Because Season One and I live so close, I never really gave much thought to missing great moments in my kids' lives. I live eight houses down the street, for Pete's sake. But if you're a mom who works, who's divorced, single, deployed, or just at the wrong place at the wrong time, there's going to be times you miss stuff. Stuff that dad sees, or grandma. Or the babysitter, teacher, or just someone that's not you, dammit. And that sucks. Even if you're a full time stay at home mom, there's going to be that one time when you're getting your hair cut, or in the shower, or at the OB/GYN for the love of Maude, and that First is going to happen.

I was at school eating lunch with Lefty last year, and this adorable little girl in his class bit into a bread stick and, apparently, her tooth took a vote and decided it wanted to stay embedded in the bread rather than in her gum. She didn't even know it had happened until she took another bite and nearly ate her own tooth. At first we were all "EWWW! There's a tooth in your bread stick!" and I'm pretty sure I led the Charge of the Gross Brigade in freaking out the whole table -- and then the whole cafeteria -- with the idea that some deranged lunch lady was squirreling away her teeth in dough. Two of the kids started ripping apart their bread sticks like there was treasure in there. And the boy sitting next to Lefty took his, basically dissected it like he was CSI: First Grade, declared it uncontaminated, and threw it away anyhow. About fifteen minutes after the ruckus started, Chloe upped the ante by saying, "Umm, Lefty's Mom, there's blood everywhere" and looked like a Cullen. [Editor's Note: Looking at a six-year old in horror and yelling "Oh my God!" is probably not the most reassuring response to "...there's blood everywhere." - Kate] I finally figured out the offending tooth came from the bloody face.

It was her first lost tooth, too. I will say, it was kinda cool to be there for it. Everyone cheered, the teacher proffered up a little baggie for her tooth, and Chloe had a pretty awesome - if gruesome - story to tell.

Her mom, of course, missed the event. And now gets to think about this "other mom" being there for Chloe's First Lost Tooth. And the story. And the screaming and Cullen-ness and the CSI investigation and the still-told Legend of the Crazy Lunch Lady who's hiding teeth in cafeteria food. She probably hates me.

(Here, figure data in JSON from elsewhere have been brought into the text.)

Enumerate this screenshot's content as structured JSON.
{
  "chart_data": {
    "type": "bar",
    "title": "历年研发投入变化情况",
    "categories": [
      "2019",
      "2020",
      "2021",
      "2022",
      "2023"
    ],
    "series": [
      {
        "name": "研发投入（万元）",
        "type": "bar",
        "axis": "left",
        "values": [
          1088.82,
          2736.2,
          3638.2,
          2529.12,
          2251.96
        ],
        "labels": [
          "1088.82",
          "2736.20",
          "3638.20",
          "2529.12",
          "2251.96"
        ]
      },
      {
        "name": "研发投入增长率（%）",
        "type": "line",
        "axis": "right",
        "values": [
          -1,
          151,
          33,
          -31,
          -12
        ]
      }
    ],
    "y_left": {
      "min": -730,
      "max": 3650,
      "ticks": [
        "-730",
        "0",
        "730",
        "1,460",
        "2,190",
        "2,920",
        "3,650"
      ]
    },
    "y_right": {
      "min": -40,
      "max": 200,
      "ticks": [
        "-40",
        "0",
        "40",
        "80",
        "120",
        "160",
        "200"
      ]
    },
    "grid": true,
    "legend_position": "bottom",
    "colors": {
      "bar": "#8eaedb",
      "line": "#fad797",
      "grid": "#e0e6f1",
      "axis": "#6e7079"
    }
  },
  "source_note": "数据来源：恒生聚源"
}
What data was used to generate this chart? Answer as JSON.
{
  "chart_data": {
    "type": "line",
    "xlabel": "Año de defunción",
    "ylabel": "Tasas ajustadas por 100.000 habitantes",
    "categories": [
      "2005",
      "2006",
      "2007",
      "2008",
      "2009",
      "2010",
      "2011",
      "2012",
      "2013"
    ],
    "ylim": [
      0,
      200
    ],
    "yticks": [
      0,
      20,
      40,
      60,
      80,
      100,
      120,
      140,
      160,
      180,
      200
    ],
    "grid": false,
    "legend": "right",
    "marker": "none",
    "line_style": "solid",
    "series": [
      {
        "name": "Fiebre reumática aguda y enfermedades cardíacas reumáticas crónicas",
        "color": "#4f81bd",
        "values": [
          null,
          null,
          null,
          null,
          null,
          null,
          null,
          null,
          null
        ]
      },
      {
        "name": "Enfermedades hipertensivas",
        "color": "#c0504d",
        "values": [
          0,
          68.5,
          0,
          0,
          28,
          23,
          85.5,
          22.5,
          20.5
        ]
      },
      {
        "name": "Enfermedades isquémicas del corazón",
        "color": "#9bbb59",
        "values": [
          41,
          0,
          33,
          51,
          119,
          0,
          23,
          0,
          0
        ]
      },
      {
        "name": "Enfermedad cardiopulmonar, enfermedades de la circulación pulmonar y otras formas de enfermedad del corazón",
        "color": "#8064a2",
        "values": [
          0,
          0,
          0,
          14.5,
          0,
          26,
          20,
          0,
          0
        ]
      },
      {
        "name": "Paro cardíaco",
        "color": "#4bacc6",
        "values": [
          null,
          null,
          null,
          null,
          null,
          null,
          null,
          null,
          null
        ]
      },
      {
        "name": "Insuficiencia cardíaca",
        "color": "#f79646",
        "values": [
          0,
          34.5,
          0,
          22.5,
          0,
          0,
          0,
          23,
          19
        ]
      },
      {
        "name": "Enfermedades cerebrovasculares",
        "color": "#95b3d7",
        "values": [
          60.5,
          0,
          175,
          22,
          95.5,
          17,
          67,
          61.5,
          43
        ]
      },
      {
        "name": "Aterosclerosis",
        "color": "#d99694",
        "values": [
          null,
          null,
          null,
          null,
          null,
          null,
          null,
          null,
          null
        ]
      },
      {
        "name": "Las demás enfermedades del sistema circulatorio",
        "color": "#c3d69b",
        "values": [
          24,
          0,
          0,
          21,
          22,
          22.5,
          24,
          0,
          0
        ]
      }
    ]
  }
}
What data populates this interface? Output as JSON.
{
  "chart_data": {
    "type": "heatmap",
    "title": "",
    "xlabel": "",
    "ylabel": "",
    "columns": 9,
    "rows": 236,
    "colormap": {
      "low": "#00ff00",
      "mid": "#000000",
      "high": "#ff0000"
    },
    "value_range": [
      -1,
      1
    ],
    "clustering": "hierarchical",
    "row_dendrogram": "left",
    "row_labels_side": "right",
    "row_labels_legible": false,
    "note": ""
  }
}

I want to rewind life. For her. For me. To just a few seconds before those Firsts happen. Even if I could just witness it from across the room. I just want to see the look on his face when he saw his tooth.

But, maybe it's enough that a mom  - any mom - is there for our kids' firsts. Season One's mom was in the car when Lefty lost his tooth. I was there when Chloe lost her tooth. Maybe Chloe's mom will be there for the next kid. I'd like to think that only a mom knows what a mom does. We all want to be there for all the moments, knowing that we can't. Knowing that we'll miss one here or there. But, also knowing that, just sometimes, we'll have the privilege of subbing in for another mom when she can't be there. And I wouldn't miss those moments -- any of them -- for anything.

I saw Chloe last week at school. Her entire top row of teeth is gone. All six. I told her she had a hole in her face. She told me she lost them all when she slipped off the diving board at the pool. I made a face and asked her if she was OK. "Yeah. You thoulda theen the blood! It wath thoooooooo dithguthting. My mom thaid gee wath glad gee mithed it the latht time. They had to clothe the pool."

Mental note: Miss one, get six in return? Umm, no thanks.

Oh, Lefty has another loose tooth. I'll be working on my Jack McCoy victory face. And, possibly growing out my eyebrows. I just hope I'm there to see it. And, if I have any say, it won't happen at the pool.